Sunday, May 07, 2006

Richard Prebble: Leak demands full inquiry

It is the "C" word - corruption! We have to find out not just who leaked the Budget Cabinet paper to Telecom, but why. What did they expect to get?

Nothing less than a commission of inquiry by a High Court judge with broad terms of reference and powers of subpoena is needed to inquire into what is the most serious leak of Budget information in New Zealand's history. It is not just the government's reputation at stake; our country's reputation for the lack of corruption is at risk.

Shareholders around the globe lost money. The world is watching and nothing less than a public inquiry where we can see witnesses giving answers will satisfy.

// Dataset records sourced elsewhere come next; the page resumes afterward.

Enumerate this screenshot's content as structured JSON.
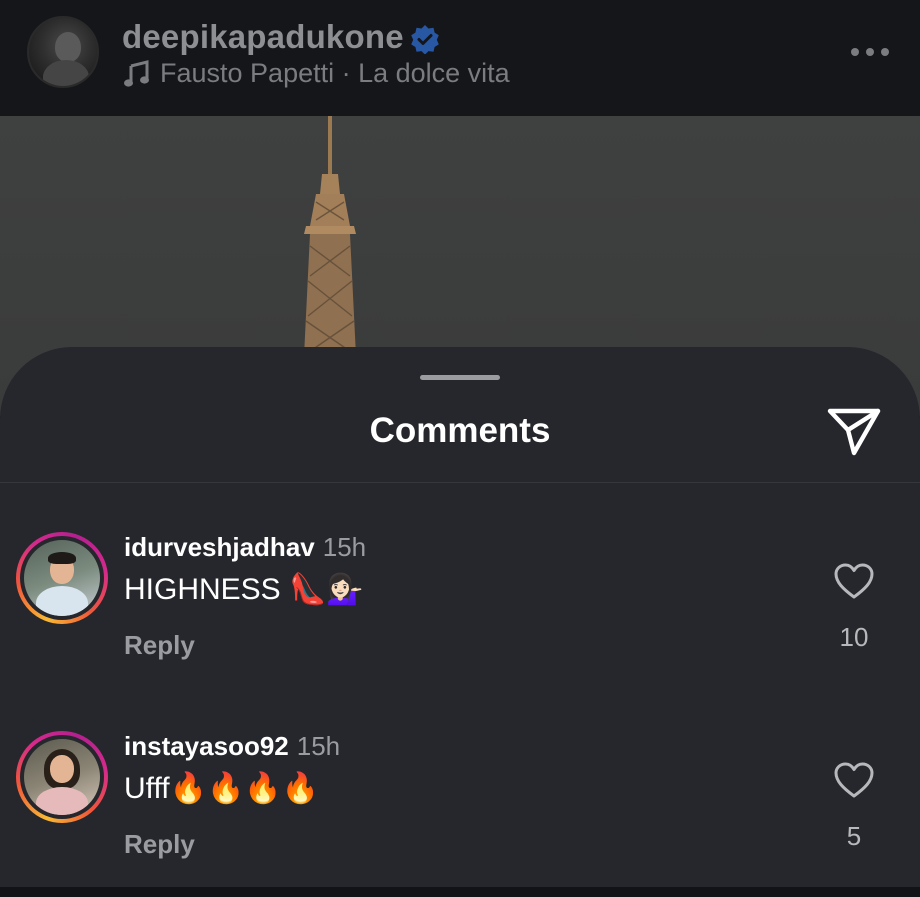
{
  "post": {
    "username": "deepikapadukone",
    "verified": true,
    "music": "Fausto Papetti · La dolce vita"
  },
  "sheet": {
    "title": "Comments"
  },
  "comments": [
    {
      "username": "idurveshjadhav",
      "time": "15h",
      "text": "HIGHNESS 👠💁🏻‍♀️",
      "reply_label": "Reply",
      "likes": "10"
    },
    {
      "username": "instayasoo92",
      "time": "15h",
      "text": "Ufff🔥🔥🔥🔥",
      "reply_label": "Reply",
      "likes": "5"
    }
  ],
  "icons": {
    "verified": "verified-badge-icon",
    "music": "music-note-icon",
    "more": "more-options-icon",
    "share": "share-send-icon",
    "like": "heart-icon"
  },
  "colors": {
    "background": "#121317",
    "sheet": "#25272c",
    "verified": "#2f6dd1",
    "secondary_text": "#9a9ca1",
    "story_ring_start": "#f9b934",
    "story_ring_end": "#d42a8c"
  }
}
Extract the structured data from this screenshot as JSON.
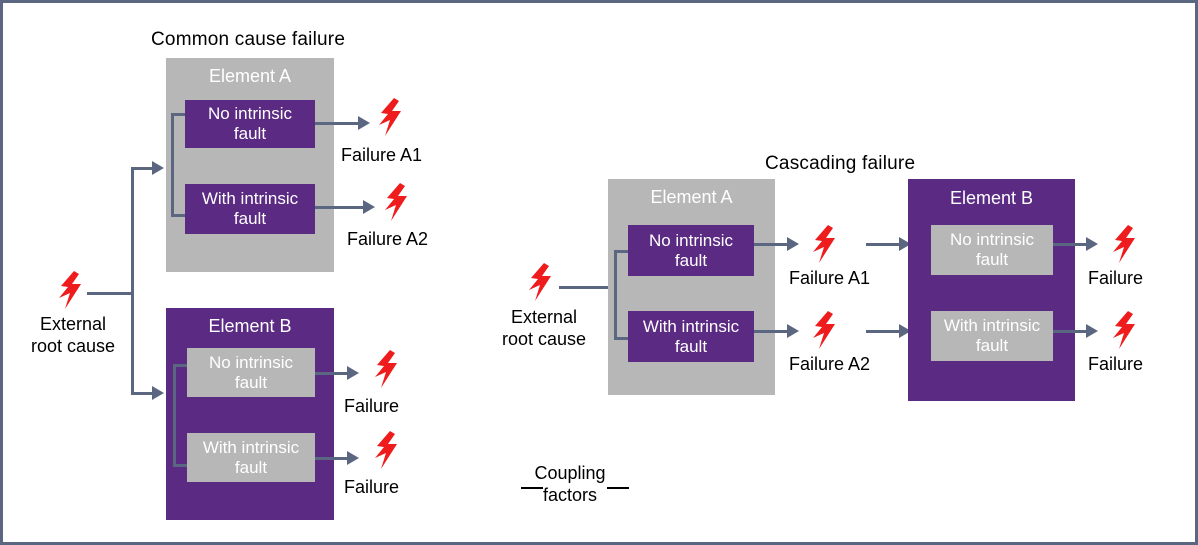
{
  "figure": {
    "outer_border_color": "#5b6781",
    "background": "#ffffff",
    "palette": {
      "purple": "#5b2a82",
      "gray": "#b7b7b7",
      "connector": "#5b6781",
      "bolt_red": "#ee1c1c",
      "text_dark": "#000000",
      "text_light": "#ffffff"
    }
  },
  "sections": {
    "common_cause": {
      "title": "Common cause failure",
      "root_cause": {
        "label_line1": "External",
        "label_line2": "root cause",
        "icon": "lightning-bolt-icon"
      },
      "element_a": {
        "title": "Element A",
        "container_color": "#b7b7b7",
        "states": [
          {
            "line1": "No  intrinsic",
            "line2": "fault",
            "color": "#5b2a82"
          },
          {
            "line1": "With  intrinsic",
            "line2": "fault",
            "color": "#5b2a82"
          }
        ],
        "outputs": [
          {
            "label": "Failure  A1",
            "icon": "lightning-bolt-icon"
          },
          {
            "label": "Failure  A2",
            "icon": "lightning-bolt-icon"
          }
        ]
      },
      "element_b": {
        "title": "Element B",
        "container_color": "#5b2a82",
        "states": [
          {
            "line1": "No intrinsic",
            "line2": "fault",
            "color": "#b7b7b7"
          },
          {
            "line1": "With intrinsic",
            "line2": "fault",
            "color": "#b7b7b7"
          }
        ],
        "outputs": [
          {
            "label": "Failure",
            "icon": "lightning-bolt-icon"
          },
          {
            "label": "Failure",
            "icon": "lightning-bolt-icon"
          }
        ]
      }
    },
    "cascading": {
      "title": "Cascading  failure",
      "root_cause": {
        "label_line1": "External",
        "label_line2": "root cause",
        "icon": "lightning-bolt-icon"
      },
      "element_a": {
        "title": "Element A",
        "container_color": "#b7b7b7",
        "states": [
          {
            "line1": "No  intrinsic",
            "line2": "fault",
            "color": "#5b2a82"
          },
          {
            "line1": "With intrinsic",
            "line2": "fault",
            "color": "#5b2a82"
          }
        ],
        "outputs": [
          {
            "label": "Failure  A1",
            "icon": "lightning-bolt-icon"
          },
          {
            "label": "Failure  A2",
            "icon": "lightning-bolt-icon"
          }
        ]
      },
      "element_b": {
        "title": "Element B",
        "container_color": "#5b2a82",
        "states": [
          {
            "line1": "No intrinsic",
            "line2": "fault",
            "color": "#b7b7b7"
          },
          {
            "line1": "With intrinsic",
            "line2": "fault",
            "color": "#b7b7b7"
          }
        ],
        "outputs": [
          {
            "label": "Failure",
            "icon": "lightning-bolt-icon"
          },
          {
            "label": "Failure",
            "icon": "lightning-bolt-icon"
          }
        ]
      }
    }
  },
  "legend": {
    "coupling_line1": "Coupling",
    "coupling_line2": "factors"
  }
}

A commission of inquiry can investigate whether this was a one-off, or if, as Minister of Finance Dr Cullen is reported to have said, Telecom has been receiving other leaks and using them to influence government policy.

Everyone knew how sensitive the information was. Telecom, in its now notorious letter to previous Communications Minister Paul Swain, said deregulation would wipe huge value off its shares.

I am amazed at suggestions that at least 50 officials as well as ministers may have read and been able to copy the document.

In my experience of a document as sensitive as this, it should have been in a separate envelope marked "minister's eyes only".

Once Budgets were full of surprises and the whole country listened as it was announced after markets closed. Today, Budgets rarely have market-sensitive information.

I suspect Minister David Cuniliffe, who has never been in parliament when a dramatic Budget is announced, just does not know how to handle a sensitive Budget paper.

Finding out which Cabinet paper was leaked will be easy. Each paper is numbered and Telecom admits it has kept the leaked document. Telecom staff are paid well, but none is paid enough to go to prison rather than reveal the leak. But we need to know why they leaked and what else has been leaked to Telecom.

Telecom is the best lobbyist in Wellington. I have always been amazed at how well informed it is. It knows in detail what ministers' and officials' views are, and the status of telecommunication regulation. We are an open democracy.

There is nothing wrong with transparency, but somewhere, somehow, someone has gone over the line.

Our government needs to restore confidence and publicly investigate the most serious Budget leak in our history.